Before he’d had time to think, he charged up to the man and shoved him in the back. Caught unawares, the bully staggered, eyes wide in surprise. The box was jolted through the air and hit the ground, its contents spilling. Thor and Iron Man looked up at him from where they lay in the mud.

It’s a bunch of toys,Roberto noted in some part of his brain that seemed to be dispassionately observing events.It’s a load of superhero figures.

“What the fuck?” the other man shouted. “Who are you?”

“Leave the kid alone.” Roberto’s voice sounded as if it belonged to somebody else.

“This freak?” The man glanced at the boy, who was scrabbling about, picking up the figures scattered on the ground, oblivious to the altercation. “Who’s going to make me? You?”

“If I have to.”

The man glared at him, smiling derisively. Roberto could imagine what the man saw—a skinny stranger, five feet ten, his black hair plastered to his head, a tired expression on his angular face. The man was at least four inches taller than Roberto and must have outweighed him by a good thirty pounds. Beneath the man’s raincoat, Roberto could make out the bulging muscles that were the product of a lifetime of working on boats. From the man’s expression, it was clear he had made the same calculation and reached a similar conclusion. But it was already too late.
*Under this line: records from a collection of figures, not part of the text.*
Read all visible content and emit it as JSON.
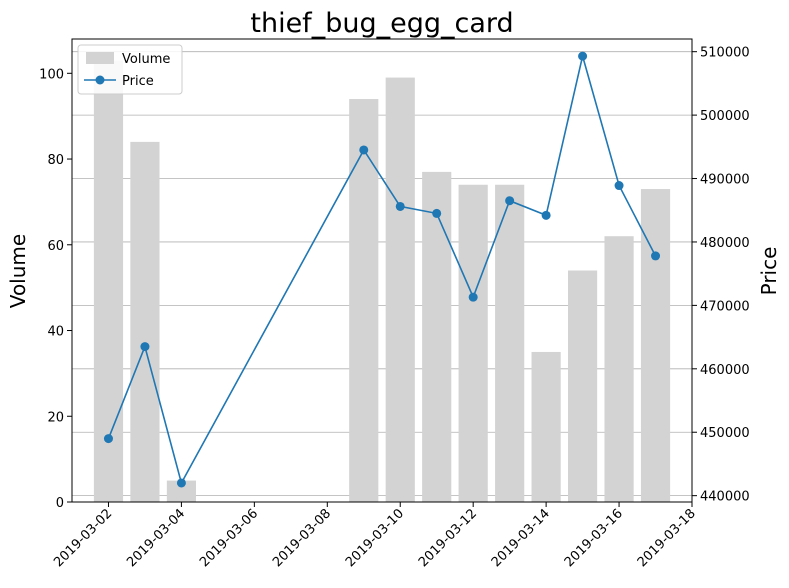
{
  "chart_data": {
    "type": "bar+line",
    "title": "thief_bug_egg_card",
    "xlabel": "",
    "y_left_label": "Volume",
    "y_right_label": "Price",
    "x_ticks": [
      "2019-03-02",
      "2019-03-04",
      "2019-03-06",
      "2019-03-08",
      "2019-03-10",
      "2019-03-12",
      "2019-03-14",
      "2019-03-16",
      "2019-03-18"
    ],
    "x_range": [
      "2019-03-01",
      "2019-03-18"
    ],
    "y_left_range": [
      0,
      108
    ],
    "y_left_ticks": [
      0,
      20,
      40,
      60,
      80,
      100
    ],
    "y_right_range": [
      439000,
      512000
    ],
    "y_right_ticks": [
      440000,
      450000,
      460000,
      470000,
      480000,
      490000,
      500000,
      510000
    ],
    "grid": "horizontal lines on the right (Price) axis",
    "legend": {
      "position": "top-left",
      "entries": [
        "Volume",
        "Price"
      ]
    },
    "colors": {
      "volume": "#d3d3d3",
      "price": "#1f77b4",
      "grid": "#b0b0b0"
    },
    "series": [
      {
        "name": "Volume",
        "type": "bar",
        "axis": "left",
        "x": [
          "2019-03-02",
          "2019-03-03",
          "2019-03-04",
          "2019-03-09",
          "2019-03-10",
          "2019-03-11",
          "2019-03-12",
          "2019-03-13",
          "2019-03-14",
          "2019-03-15",
          "2019-03-16",
          "2019-03-17"
        ],
        "values": [
          103,
          84,
          5,
          94,
          99,
          77,
          74,
          74,
          35,
          54,
          62,
          73
        ]
      },
      {
        "name": "Price",
        "type": "line",
        "axis": "right",
        "x": [
          "2019-03-02",
          "2019-03-03",
          "2019-03-04",
          "2019-03-09",
          "2019-03-10",
          "2019-03-11",
          "2019-03-12",
          "2019-03-13",
          "2019-03-14",
          "2019-03-15",
          "2019-03-16",
          "2019-03-17"
        ],
        "values": [
          449000,
          463500,
          442000,
          494500,
          485600,
          484500,
          471300,
          486500,
          484200,
          509300,
          488900,
          477800
        ]
      }
    ]
  }
}
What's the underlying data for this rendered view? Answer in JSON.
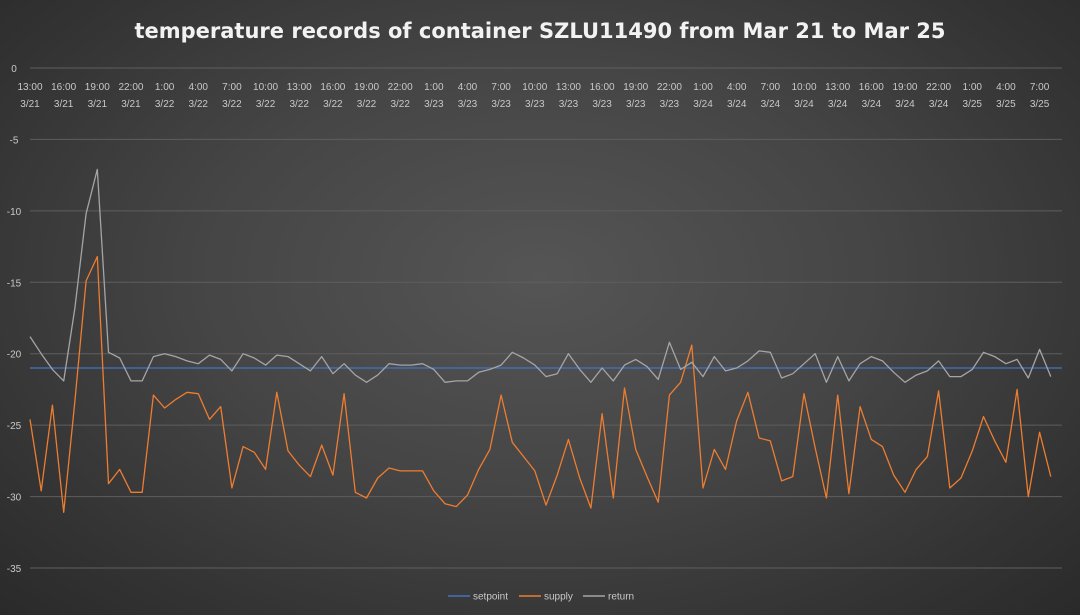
{
  "chart_data": {
    "type": "line",
    "title": "temperature records of container SZLU11490 from Mar 21 to Mar 25",
    "xlabel": "",
    "ylabel": "",
    "ylim": [
      -35,
      0
    ],
    "yticks": [
      0,
      -5,
      -10,
      -15,
      -20,
      -25,
      -30,
      -35
    ],
    "grid": true,
    "legend_position": "bottom",
    "x_tick_labels": [
      {
        "time": "13:00",
        "date": "3/21"
      },
      {
        "time": "16:00",
        "date": "3/21"
      },
      {
        "time": "19:00",
        "date": "3/21"
      },
      {
        "time": "22:00",
        "date": "3/21"
      },
      {
        "time": "1:00",
        "date": "3/22"
      },
      {
        "time": "4:00",
        "date": "3/22"
      },
      {
        "time": "7:00",
        "date": "3/22"
      },
      {
        "time": "10:00",
        "date": "3/22"
      },
      {
        "time": "13:00",
        "date": "3/22"
      },
      {
        "time": "16:00",
        "date": "3/22"
      },
      {
        "time": "19:00",
        "date": "3/22"
      },
      {
        "time": "22:00",
        "date": "3/22"
      },
      {
        "time": "1:00",
        "date": "3/23"
      },
      {
        "time": "4:00",
        "date": "3/23"
      },
      {
        "time": "7:00",
        "date": "3/23"
      },
      {
        "time": "10:00",
        "date": "3/23"
      },
      {
        "time": "13:00",
        "date": "3/23"
      },
      {
        "time": "16:00",
        "date": "3/23"
      },
      {
        "time": "19:00",
        "date": "3/23"
      },
      {
        "time": "22:00",
        "date": "3/23"
      },
      {
        "time": "1:00",
        "date": "3/24"
      },
      {
        "time": "4:00",
        "date": "3/24"
      },
      {
        "time": "7:00",
        "date": "3/24"
      },
      {
        "time": "10:00",
        "date": "3/24"
      },
      {
        "time": "13:00",
        "date": "3/24"
      },
      {
        "time": "16:00",
        "date": "3/24"
      },
      {
        "time": "19:00",
        "date": "3/24"
      },
      {
        "time": "22:00",
        "date": "3/24"
      },
      {
        "time": "1:00",
        "date": "3/25"
      },
      {
        "time": "4:00",
        "date": "3/25"
      },
      {
        "time": "7:00",
        "date": "3/25"
      }
    ],
    "x_tick_every": 3,
    "series": [
      {
        "name": "setpoint",
        "color": "#4472c4",
        "values": [
          -21,
          -21,
          -21,
          -21,
          -21,
          -21,
          -21,
          -21,
          -21,
          -21,
          -21,
          -21,
          -21,
          -21,
          -21,
          -21,
          -21,
          -21,
          -21,
          -21,
          -21,
          -21,
          -21,
          -21,
          -21,
          -21,
          -21,
          -21,
          -21,
          -21,
          -21,
          -21,
          -21,
          -21,
          -21,
          -21,
          -21,
          -21,
          -21,
          -21,
          -21,
          -21,
          -21,
          -21,
          -21,
          -21,
          -21,
          -21,
          -21,
          -21,
          -21,
          -21,
          -21,
          -21,
          -21,
          -21,
          -21,
          -21,
          -21,
          -21,
          -21,
          -21,
          -21,
          -21,
          -21,
          -21,
          -21,
          -21,
          -21,
          -21,
          -21,
          -21,
          -21,
          -21,
          -21,
          -21,
          -21,
          -21,
          -21,
          -21,
          -21,
          -21,
          -21,
          -21,
          -21,
          -21,
          -21,
          -21,
          -21,
          -21,
          -21,
          -21,
          -21
        ]
      },
      {
        "name": "supply",
        "color": "#ed7d31",
        "values": [
          -24.6,
          -29.6,
          -23.6,
          -31.1,
          -23.3,
          -14.9,
          -13.2,
          -29.1,
          -28.1,
          -29.7,
          -29.7,
          -22.9,
          -23.8,
          -23.2,
          -22.7,
          -22.8,
          -24.6,
          -23.7,
          -29.4,
          -26.5,
          -26.9,
          -28.1,
          -22.7,
          -26.8,
          -27.8,
          -28.6,
          -26.4,
          -28.5,
          -22.8,
          -29.7,
          -30.1,
          -28.7,
          -28.0,
          -28.2,
          -28.2,
          -28.2,
          -29.6,
          -30.5,
          -30.7,
          -29.9,
          -28.1,
          -26.7,
          -22.9,
          -26.2,
          -27.2,
          -28.2,
          -30.6,
          -28.5,
          -26.0,
          -28.7,
          -30.8,
          -24.2,
          -30.1,
          -22.4,
          -26.7,
          -28.6,
          -30.4,
          -22.9,
          -22.0,
          -19.4,
          -29.4,
          -26.7,
          -28.1,
          -24.7,
          -22.7,
          -25.9,
          -26.1,
          -28.9,
          -28.6,
          -22.8,
          -26.6,
          -30.1,
          -22.9,
          -29.8,
          -23.7,
          -26.0,
          -26.5,
          -28.5,
          -29.7,
          -28.1,
          -27.2,
          -22.6,
          -29.4,
          -28.7,
          -26.8,
          -24.4,
          -26.1,
          -27.6,
          -22.5,
          -30.0,
          -25.5,
          -28.6
        ]
      },
      {
        "name": "return",
        "color": "#a5a5a5",
        "values": [
          -18.8,
          -20.0,
          -21.1,
          -21.9,
          -16.8,
          -10.2,
          -7.1,
          -19.9,
          -20.3,
          -21.9,
          -21.9,
          -20.2,
          -20.0,
          -20.2,
          -20.5,
          -20.7,
          -20.1,
          -20.4,
          -21.2,
          -20.0,
          -20.3,
          -20.8,
          -20.1,
          -20.2,
          -20.7,
          -21.2,
          -20.2,
          -21.4,
          -20.7,
          -21.5,
          -22.0,
          -21.5,
          -20.7,
          -20.8,
          -20.8,
          -20.7,
          -21.1,
          -22.0,
          -21.9,
          -21.9,
          -21.3,
          -21.1,
          -20.8,
          -19.9,
          -20.3,
          -20.8,
          -21.6,
          -21.4,
          -20.0,
          -21.1,
          -22.0,
          -21.0,
          -21.9,
          -20.8,
          -20.4,
          -20.9,
          -21.8,
          -19.2,
          -21.1,
          -20.6,
          -21.6,
          -20.2,
          -21.2,
          -21.0,
          -20.5,
          -19.8,
          -19.9,
          -21.7,
          -21.4,
          -20.7,
          -20.0,
          -22.0,
          -20.2,
          -21.9,
          -20.7,
          -20.2,
          -20.5,
          -21.3,
          -22.0,
          -21.5,
          -21.2,
          -20.5,
          -21.6,
          -21.6,
          -21.1,
          -19.9,
          -20.2,
          -20.7,
          -20.4,
          -21.7,
          -19.7,
          -21.6
        ]
      }
    ]
  }
}
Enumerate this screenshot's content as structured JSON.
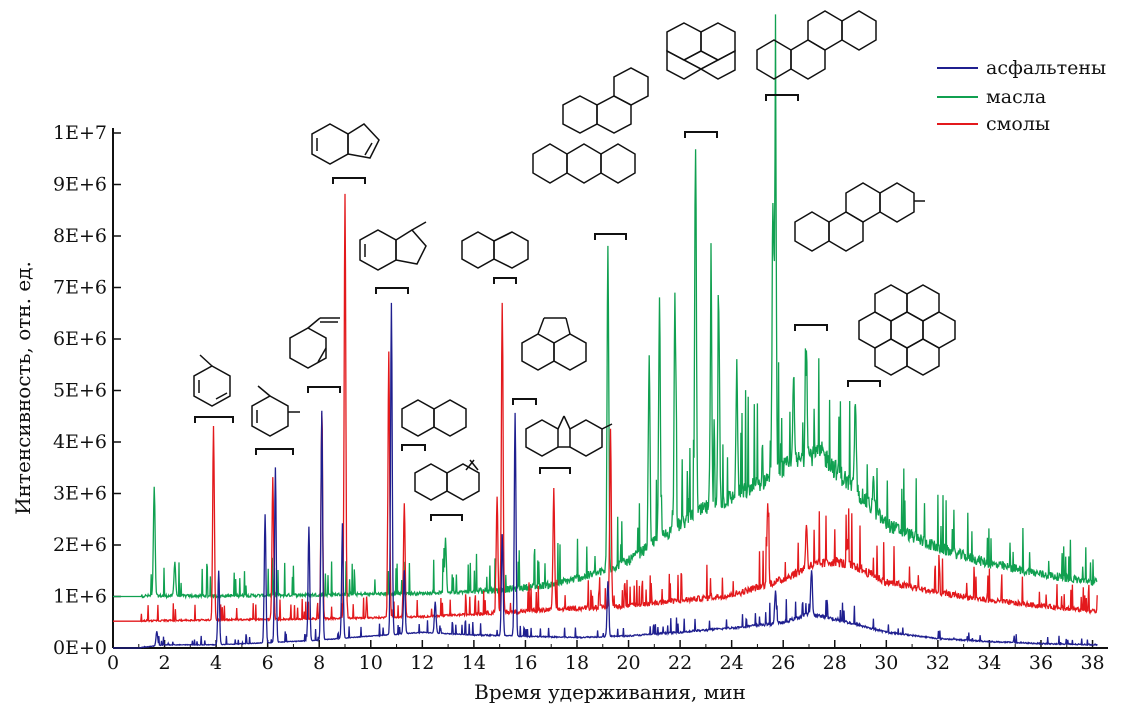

The man’s smile widened as he peeled off his raincoat and dropped it to the ground, leaving him freer to move. Roberto tilted his head to one side and took a step forward, the blood roaring in his ears. Maybe it was then that the man became aware of the look in his adversary’s face, the emptiness in his eyes, the abnormal determination behind the grimace.

“Fine,” grunted the man, suddenly hesitant. “There’s no need to—”

“Luis! Stop it right now!”

A woman of about forty was standing a little way off. She wore an old navy-blue sweatshirt, faded jeans, and muddy black rubber boots. Her body was wiry, and she had uneven features, her high, classic cheekbones bisected by a nose that was a little too long. She was attractive without being beautiful. She leaned casually on the shaft of a hoe, the iron blade at the end of it clearly sharp. In the right hands, that farming tool could just as easily make furrows in a person’s head. And Roberto had no doubt that her hands were exactly the right ones.

“Fuck’s sake,” groaned the man. “Stay out of this, Antía.”

“You started it,” she replied. The boy was cowering behind her legs like a beaten puppy. “Or am I wrong?”